Friday, November 22, 2019

Little Fires Everywhere by Celeste Ng


The story begins with a house fire in the affluent suburb of Shaker Heights. The house belongs to Bill and Elena Richardson and their four teenagers. The youngest child, Izzy, is supected of starting the fire. The Richardson's own an apartment that they rent to a photographer and her daughter. The book explores the tangled relationships between the two families that culminate in the fire. It is a story about motherhood, what it means to be a mother and what lengths mothers will go to to protect their children.

It's a beautifully written book. It's not fast paced but there's enough going on to make it a page turner. There are a broad range of interesting characters and the author provides some great insights into photography and motherhood. This passgae really resonated with me "to a parent, your child wasn't just a person: your child was a place, a kind of Narnia, a vast eternal place where the present you were living and the past you remembered and the future you longed for all existed at once... And each time you left it, each time your child passed out of your sight, you feared you might never be able to return to that place again."

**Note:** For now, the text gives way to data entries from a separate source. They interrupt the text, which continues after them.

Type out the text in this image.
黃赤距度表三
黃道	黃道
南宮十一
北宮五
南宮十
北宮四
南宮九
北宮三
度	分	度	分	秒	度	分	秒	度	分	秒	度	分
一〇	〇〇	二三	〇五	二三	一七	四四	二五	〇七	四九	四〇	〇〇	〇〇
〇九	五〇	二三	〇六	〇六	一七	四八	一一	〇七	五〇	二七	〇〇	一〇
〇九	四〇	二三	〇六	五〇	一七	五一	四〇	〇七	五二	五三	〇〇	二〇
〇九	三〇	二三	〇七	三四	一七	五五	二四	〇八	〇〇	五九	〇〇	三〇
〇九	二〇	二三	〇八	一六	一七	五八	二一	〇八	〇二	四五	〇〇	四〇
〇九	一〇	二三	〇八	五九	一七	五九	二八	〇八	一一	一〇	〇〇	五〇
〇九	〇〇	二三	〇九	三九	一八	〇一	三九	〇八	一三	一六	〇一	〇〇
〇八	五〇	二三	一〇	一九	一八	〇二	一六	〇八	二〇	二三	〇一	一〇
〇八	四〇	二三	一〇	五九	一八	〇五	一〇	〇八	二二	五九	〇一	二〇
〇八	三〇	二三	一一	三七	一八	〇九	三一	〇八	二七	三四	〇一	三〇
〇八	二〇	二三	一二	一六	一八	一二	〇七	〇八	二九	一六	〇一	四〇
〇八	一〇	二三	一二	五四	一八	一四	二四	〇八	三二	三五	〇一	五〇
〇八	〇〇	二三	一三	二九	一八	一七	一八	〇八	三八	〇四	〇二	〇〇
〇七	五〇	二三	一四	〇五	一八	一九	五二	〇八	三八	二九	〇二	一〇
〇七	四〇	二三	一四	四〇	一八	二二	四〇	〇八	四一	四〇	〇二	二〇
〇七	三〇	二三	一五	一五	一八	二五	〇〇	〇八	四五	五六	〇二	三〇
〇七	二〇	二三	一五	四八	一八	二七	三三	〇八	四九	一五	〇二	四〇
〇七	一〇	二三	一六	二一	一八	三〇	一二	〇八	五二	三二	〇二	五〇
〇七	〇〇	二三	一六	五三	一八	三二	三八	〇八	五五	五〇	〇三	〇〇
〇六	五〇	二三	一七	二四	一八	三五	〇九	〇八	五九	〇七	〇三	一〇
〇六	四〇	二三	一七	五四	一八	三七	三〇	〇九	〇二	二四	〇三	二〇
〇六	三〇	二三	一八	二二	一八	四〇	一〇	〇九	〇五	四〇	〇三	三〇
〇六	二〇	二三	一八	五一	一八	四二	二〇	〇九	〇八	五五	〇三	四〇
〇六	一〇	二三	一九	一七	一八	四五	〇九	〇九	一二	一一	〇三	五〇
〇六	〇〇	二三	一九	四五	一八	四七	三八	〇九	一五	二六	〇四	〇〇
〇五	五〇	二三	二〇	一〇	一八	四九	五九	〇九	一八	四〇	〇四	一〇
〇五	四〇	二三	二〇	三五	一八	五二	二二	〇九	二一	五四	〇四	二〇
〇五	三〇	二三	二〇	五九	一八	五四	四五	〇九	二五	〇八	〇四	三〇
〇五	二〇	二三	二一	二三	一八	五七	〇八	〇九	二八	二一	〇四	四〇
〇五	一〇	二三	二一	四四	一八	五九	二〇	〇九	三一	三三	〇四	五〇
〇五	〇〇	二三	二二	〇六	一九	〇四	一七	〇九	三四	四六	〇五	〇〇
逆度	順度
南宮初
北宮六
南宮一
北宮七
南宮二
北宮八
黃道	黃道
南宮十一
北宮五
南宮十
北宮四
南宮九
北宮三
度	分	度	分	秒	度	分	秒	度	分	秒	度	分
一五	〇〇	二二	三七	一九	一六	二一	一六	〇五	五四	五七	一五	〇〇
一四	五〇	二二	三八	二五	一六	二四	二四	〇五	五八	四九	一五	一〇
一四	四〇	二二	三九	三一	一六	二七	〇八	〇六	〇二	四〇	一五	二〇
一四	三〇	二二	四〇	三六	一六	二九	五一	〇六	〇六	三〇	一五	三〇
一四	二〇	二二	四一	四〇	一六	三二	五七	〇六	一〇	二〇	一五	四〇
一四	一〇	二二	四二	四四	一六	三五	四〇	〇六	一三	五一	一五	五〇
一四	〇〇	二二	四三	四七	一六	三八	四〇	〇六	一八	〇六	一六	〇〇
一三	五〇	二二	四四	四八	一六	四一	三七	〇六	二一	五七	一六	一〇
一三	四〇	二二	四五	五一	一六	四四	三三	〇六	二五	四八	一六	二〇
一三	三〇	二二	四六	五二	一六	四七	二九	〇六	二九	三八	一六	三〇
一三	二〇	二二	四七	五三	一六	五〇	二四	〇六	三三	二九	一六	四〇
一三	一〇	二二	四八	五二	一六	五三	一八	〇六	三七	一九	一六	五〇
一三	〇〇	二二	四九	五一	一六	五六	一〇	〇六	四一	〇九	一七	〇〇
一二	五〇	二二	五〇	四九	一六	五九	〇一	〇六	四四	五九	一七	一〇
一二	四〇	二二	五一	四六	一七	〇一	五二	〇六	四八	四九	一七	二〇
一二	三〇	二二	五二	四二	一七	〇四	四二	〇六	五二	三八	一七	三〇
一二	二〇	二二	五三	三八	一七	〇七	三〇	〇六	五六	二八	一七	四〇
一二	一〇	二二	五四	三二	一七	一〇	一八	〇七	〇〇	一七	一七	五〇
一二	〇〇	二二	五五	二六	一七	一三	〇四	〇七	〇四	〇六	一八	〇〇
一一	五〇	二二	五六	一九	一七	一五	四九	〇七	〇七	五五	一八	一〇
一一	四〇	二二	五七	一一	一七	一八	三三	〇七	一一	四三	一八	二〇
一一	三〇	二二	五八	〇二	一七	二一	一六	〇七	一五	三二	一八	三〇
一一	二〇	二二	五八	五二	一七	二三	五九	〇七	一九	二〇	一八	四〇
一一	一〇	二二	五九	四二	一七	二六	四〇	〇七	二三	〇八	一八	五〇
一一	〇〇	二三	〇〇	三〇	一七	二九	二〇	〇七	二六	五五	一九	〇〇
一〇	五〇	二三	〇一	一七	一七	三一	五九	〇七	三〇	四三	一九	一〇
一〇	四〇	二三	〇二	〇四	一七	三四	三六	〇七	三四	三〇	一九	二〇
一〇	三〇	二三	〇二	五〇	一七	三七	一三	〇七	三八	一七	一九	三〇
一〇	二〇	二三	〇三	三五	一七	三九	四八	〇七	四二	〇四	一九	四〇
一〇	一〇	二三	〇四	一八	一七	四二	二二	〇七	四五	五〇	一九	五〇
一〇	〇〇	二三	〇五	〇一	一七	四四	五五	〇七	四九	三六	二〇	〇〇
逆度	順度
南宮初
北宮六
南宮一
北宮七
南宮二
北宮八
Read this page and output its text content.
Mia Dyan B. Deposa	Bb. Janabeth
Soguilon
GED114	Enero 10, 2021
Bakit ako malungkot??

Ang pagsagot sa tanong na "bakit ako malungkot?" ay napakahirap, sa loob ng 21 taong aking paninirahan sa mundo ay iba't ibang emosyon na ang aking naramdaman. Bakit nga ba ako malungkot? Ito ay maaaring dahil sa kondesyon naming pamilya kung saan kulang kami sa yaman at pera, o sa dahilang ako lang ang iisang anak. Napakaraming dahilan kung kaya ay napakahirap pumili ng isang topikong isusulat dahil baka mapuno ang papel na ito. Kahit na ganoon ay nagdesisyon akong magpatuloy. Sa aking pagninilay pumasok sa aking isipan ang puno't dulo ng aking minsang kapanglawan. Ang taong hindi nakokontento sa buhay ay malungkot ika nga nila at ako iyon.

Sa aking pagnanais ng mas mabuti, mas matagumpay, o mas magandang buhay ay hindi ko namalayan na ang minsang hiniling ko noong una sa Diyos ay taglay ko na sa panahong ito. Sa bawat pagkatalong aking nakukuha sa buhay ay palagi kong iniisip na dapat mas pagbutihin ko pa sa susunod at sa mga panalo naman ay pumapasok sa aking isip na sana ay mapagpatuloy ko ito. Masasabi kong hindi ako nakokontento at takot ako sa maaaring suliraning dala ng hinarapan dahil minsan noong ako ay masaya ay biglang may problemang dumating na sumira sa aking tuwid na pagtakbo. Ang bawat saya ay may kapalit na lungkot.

Saturday, November 2, 2019

Come back for me by Heidi Perks


I really enjoyed this book. It begins on a stormy night in 1993. A family of 5, the Harveys, flee their home on the  small island of Evergreen (off the Dorset coast). The story then moves to the present day, when a body is found buried on the island at the bottom of the Harvey's garden. Stella Harvey is the youngest member of the family. She was 11 when her family fled and is now a counsellor in her thirties. Stella wants to find out why her family left the island she loved so suddenly, if their leaving is connected to the body, and why they moved there in the first place. Stella goes back to the island to try to reconnect with the people she hasn't seen in 25 years, against the wishes of her older sister Bonnie who hated the island and doesn't want to return.

The book is a page-turner. There are a lot of interesting and troubbled characters and I really wanted to find out what had happened. It's a crime novel but the investigation takes a back seat to the personal questions Stella is trying to answer.